Review | Black Jack – XXI

Lion's Pride Music

Black Jack’s `XXI’ returns with the confidence of a band knowing where to strike. The India-based quartet from Tura, Meghalaya, issued the album at the tail summer, and this re-release is definitely justified. The album feels like the right excuse to crank the volume and let its melodies, hooks, and choruses stick with the listener immediately. The line-up with vocalist Chenie Sintang, guitarist/producer Ben Silvers, bassist Las Berine, and drummer Aaron Marak plays with poise revealing years of stage experience, the performances locked in on the delivery of their songs, towering with melodic presence and urge.

Formed in 2015 and honed on a diet of high-energy live shows and hard-rock tributes, Black Jack worked their way toward this moment single by single with Sintang out front and the rhythm section pounding underneath. Lions Pride Music set the release in motion, but it’s the band doing the heavy lifting now that `XXI’ is getting a fresh new push. From regional buzz to international spotlight!

ABOUT THE SONGS

Spin `XXI’ loud and the quality of the musical construction feels present immediately. ,,Badlands” strides in with swagger. Its tumbleweed riff, drums hitting, and a chorus built on a deceit of simple intervals with underlying keen accolades making it go down smooth but with relevance. ,,Believe” tightens the screws with harder riffing and punchier accents, while ,,Chains of Renegade” rides a groove designed for heads to nod in unison before the refrain bursts open. It’s an effective smart arrangement with verses that set the table, pre-choruses that raise the stance, and choruses that burst with enthusiasm and synergy.

,,High School Haze” leans into that formula shamelessly and strikes twice with its vocal delivery and amazing guitar licks. ,,Venomous Embrace” leans on modern-radio hooks without sacrificing the band’s metallic bite, while ,,Echoes of Thunder” sneaks in a pop-touched vocal execution in its second half lifting the song without taming its powerful stride. The sequencing is smart and reluctant too, saving the sky-punching ,,I Will Survive” and the closing ,,Battles at the Fore” for later in the run, adding to the flow of the album and its constant discharge. Their anthemic DNA hitting hard, the album is instantly catchy throughout. On the album’s physical edition, the band’s previous stirring single ,,Walgimik” appears as a suiting bonus track exposing how Black Jack’s songwriting has evolved.

THE KEYSTONE

Sintang’s vocal is the keystone. There’s range, of course, but it’s the shape of the lines and the way she navigates them. She glides eloquently through a sustained note after which she snaps a gritty turn giving the choruses their elevation. Switching registers, she is mean and fierce. Bringing ,,I Will Survive” like it’s her testament for the ages while she switches subtle phrasing to let the melodies of ,,Echoes of Thunder” breathe. Range and precision are in her DNA, displaying her ability to strike deep whenever the song is in high demand. When toning down, like on the excellent ,,The Answer”, her true vocal prowess shines, gripping with heartfelt emotion and posture.
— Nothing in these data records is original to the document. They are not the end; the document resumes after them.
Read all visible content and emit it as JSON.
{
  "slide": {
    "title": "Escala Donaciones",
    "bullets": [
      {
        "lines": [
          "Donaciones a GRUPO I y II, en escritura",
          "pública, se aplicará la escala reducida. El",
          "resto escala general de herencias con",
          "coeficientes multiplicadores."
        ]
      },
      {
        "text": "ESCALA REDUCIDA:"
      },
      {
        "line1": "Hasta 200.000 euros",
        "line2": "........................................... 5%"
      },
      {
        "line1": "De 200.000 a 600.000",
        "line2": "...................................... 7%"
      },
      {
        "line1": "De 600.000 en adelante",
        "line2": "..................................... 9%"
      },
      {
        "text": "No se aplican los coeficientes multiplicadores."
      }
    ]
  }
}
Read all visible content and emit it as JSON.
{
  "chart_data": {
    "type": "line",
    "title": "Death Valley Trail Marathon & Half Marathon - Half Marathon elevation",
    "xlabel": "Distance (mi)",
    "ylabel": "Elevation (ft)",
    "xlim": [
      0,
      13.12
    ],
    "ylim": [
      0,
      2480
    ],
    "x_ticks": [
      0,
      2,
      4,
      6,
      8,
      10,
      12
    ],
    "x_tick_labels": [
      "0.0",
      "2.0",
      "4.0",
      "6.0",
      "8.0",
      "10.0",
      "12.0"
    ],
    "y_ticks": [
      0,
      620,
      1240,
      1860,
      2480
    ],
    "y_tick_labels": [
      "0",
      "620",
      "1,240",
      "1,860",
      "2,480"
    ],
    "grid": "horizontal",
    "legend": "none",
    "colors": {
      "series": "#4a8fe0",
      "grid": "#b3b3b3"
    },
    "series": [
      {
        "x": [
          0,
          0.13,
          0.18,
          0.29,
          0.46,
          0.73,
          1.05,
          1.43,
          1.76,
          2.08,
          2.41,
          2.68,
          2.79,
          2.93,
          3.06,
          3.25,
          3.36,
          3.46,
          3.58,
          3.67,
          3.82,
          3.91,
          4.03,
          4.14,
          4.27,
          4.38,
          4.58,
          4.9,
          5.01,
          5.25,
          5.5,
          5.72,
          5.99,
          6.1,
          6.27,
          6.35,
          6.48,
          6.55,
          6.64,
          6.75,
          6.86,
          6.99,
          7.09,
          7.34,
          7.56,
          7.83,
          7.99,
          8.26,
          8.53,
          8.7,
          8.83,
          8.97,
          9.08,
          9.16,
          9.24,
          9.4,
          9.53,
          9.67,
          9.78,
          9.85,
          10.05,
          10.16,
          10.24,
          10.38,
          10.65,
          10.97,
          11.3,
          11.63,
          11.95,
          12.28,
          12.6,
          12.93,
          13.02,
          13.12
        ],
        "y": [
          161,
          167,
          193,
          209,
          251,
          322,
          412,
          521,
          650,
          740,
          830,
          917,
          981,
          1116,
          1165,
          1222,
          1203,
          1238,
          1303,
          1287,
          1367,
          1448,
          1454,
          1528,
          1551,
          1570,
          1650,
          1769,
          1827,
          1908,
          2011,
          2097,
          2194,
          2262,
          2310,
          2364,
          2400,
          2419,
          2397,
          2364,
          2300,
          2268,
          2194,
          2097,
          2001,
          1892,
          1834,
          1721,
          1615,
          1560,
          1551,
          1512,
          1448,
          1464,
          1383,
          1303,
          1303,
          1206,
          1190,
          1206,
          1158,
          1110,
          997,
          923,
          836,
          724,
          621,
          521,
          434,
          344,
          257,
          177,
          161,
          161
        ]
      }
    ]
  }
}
Silvers’ guitars keep the record locked on the heydays of rock and metal with big rhythm beds, smart countermelodies, and enough lead flash to serve the songs. His solos are adding to the experience of listening while the muscularity of the riffs and hooks embeds the right stance. Berine and Marak supply the weight, anchoring the mid-tempo material and adding that last ounce of urgency when the band kicks up dust. The groove is powerful, the rhythms reveal a hint of their roots, making it pulse with sincerity.
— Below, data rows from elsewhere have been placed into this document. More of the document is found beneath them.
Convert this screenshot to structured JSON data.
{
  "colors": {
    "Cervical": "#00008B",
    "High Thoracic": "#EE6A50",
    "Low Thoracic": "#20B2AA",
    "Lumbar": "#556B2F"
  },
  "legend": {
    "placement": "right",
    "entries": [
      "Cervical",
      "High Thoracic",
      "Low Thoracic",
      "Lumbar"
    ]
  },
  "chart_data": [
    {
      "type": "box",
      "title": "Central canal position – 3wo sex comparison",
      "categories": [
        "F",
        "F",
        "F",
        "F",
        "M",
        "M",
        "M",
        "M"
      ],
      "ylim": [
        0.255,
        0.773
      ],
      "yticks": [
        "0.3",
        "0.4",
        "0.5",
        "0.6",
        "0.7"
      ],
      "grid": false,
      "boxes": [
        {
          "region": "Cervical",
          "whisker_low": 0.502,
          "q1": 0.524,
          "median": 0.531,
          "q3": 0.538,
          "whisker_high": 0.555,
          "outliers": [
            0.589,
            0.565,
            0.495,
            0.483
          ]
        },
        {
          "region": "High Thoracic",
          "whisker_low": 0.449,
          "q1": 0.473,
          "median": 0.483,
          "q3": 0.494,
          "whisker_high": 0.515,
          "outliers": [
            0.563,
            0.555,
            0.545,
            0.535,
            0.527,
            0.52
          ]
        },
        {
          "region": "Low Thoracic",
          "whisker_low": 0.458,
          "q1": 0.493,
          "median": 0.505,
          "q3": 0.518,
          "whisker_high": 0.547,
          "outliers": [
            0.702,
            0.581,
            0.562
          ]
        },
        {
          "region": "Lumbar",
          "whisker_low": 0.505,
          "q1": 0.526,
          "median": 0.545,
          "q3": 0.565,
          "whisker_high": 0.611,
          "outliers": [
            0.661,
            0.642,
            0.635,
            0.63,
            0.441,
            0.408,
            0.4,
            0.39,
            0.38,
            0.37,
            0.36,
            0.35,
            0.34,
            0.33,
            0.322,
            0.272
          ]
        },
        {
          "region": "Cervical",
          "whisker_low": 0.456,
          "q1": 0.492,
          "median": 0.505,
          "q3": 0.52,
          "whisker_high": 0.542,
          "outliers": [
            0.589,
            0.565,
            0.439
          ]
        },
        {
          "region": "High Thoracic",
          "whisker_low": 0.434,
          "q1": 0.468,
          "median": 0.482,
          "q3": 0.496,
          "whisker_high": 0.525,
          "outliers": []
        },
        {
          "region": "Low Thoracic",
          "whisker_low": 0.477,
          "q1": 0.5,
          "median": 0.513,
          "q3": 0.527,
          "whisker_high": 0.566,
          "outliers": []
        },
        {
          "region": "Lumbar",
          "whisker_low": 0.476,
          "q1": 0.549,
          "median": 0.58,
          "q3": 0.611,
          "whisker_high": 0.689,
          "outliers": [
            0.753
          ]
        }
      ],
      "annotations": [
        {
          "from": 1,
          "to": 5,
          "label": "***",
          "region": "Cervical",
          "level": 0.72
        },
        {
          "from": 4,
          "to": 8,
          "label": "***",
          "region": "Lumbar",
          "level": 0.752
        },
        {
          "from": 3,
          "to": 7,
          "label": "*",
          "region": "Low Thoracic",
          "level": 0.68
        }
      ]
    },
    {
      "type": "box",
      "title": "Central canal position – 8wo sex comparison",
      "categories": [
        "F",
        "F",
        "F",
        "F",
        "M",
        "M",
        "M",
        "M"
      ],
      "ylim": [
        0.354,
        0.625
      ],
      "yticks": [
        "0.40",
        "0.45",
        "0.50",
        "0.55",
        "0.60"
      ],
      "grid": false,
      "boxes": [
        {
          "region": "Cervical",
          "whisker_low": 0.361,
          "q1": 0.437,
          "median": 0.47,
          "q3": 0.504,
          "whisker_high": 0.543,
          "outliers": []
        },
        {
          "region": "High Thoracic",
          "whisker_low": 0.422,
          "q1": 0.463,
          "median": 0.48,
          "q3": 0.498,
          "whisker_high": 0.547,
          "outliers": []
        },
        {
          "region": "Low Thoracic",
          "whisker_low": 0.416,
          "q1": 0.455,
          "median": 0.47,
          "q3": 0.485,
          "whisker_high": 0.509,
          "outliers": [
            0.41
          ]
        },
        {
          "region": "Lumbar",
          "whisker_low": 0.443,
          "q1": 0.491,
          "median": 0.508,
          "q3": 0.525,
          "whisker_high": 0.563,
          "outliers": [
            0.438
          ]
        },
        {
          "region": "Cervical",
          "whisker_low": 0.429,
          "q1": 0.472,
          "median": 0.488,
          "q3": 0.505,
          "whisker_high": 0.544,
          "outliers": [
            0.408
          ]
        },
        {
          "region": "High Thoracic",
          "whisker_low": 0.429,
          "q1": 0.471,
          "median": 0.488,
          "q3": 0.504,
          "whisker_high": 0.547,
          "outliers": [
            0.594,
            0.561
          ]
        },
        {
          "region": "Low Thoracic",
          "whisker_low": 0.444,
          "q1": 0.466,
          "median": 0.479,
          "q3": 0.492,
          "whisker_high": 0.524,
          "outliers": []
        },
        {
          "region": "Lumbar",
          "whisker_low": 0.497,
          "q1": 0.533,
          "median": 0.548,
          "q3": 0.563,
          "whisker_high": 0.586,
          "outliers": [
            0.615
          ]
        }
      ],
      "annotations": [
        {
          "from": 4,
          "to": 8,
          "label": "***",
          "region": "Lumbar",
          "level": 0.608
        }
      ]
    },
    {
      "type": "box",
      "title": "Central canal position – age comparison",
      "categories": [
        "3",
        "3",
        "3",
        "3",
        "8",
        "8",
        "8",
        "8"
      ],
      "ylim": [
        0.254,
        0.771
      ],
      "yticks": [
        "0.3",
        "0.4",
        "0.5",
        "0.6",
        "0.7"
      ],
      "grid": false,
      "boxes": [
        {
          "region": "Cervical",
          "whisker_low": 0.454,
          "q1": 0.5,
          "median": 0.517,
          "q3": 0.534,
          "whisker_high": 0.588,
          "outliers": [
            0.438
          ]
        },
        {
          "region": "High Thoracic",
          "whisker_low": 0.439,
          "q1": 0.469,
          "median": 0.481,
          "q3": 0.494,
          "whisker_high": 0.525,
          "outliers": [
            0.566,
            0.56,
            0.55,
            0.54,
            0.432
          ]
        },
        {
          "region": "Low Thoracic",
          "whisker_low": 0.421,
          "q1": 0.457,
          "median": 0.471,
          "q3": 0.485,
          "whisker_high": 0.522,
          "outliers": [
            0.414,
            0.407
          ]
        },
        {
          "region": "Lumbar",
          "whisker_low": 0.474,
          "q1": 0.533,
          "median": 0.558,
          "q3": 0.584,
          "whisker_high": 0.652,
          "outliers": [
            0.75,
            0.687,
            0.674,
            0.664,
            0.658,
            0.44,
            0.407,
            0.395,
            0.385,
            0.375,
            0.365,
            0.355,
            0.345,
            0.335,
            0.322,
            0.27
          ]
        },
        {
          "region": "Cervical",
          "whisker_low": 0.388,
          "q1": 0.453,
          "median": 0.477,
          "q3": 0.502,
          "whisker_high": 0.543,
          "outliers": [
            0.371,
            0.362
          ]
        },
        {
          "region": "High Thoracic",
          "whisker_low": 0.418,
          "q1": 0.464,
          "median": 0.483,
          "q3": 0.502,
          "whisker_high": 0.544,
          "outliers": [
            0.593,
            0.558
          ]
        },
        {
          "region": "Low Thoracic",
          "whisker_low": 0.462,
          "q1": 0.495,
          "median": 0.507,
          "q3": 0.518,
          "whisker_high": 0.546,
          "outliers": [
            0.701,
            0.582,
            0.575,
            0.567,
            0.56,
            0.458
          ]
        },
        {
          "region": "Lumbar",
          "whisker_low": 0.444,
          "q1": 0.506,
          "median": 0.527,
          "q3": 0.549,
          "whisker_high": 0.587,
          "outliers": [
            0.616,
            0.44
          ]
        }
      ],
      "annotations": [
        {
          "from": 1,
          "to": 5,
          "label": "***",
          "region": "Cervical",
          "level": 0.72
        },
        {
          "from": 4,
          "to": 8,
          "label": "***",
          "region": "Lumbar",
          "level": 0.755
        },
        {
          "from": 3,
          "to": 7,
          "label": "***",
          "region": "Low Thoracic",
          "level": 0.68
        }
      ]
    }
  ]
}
BLACK JACK – THE CONCLUSION

Melodic marksmanship is the album’s real calling card. These choruses are written to bloom. You hear the band’s take on tension and release by the way a pre-chorus starts to tower, holds back slightly, and then let’s loose the refrain to land with a satisfying, yet inevitable click. Hooks arrive from multiple directions with a backing vocal behind the lead, a guitar answer line shadowing the vocal melody, or a rhythmic accent on that recurs just often enough to be a signature. It’s craft, and it’s why replay value stays high after the novelty wears off. You are locked in a rerun for discovering bits and pieces, with tons of melodic nuggets tugged into the ingredients.

In the midst of this potion the album holds a modern, melodic (sleazy) energy, that puts a grin on your face and spring in your step. `XXI’ is an album that easily fits the more pleasant top of releases of this summer gone past.  Black Jack certainly hit the sweet spot where songs and performances meet appetite for fans of melodic rock.

`XXI’ is an album that deserves to be heard for what its sharp, tightly written hard-rock that prizes melody without softening impact. If your taste lives where big choruses, precision riffing, and head-on vocals mix, Black Jack have done their homework and will and with you deep. `XXI’ deserves to find a big audience, with the volume knob a notch or two higher, playing this elemental summer rocker that is full of bite!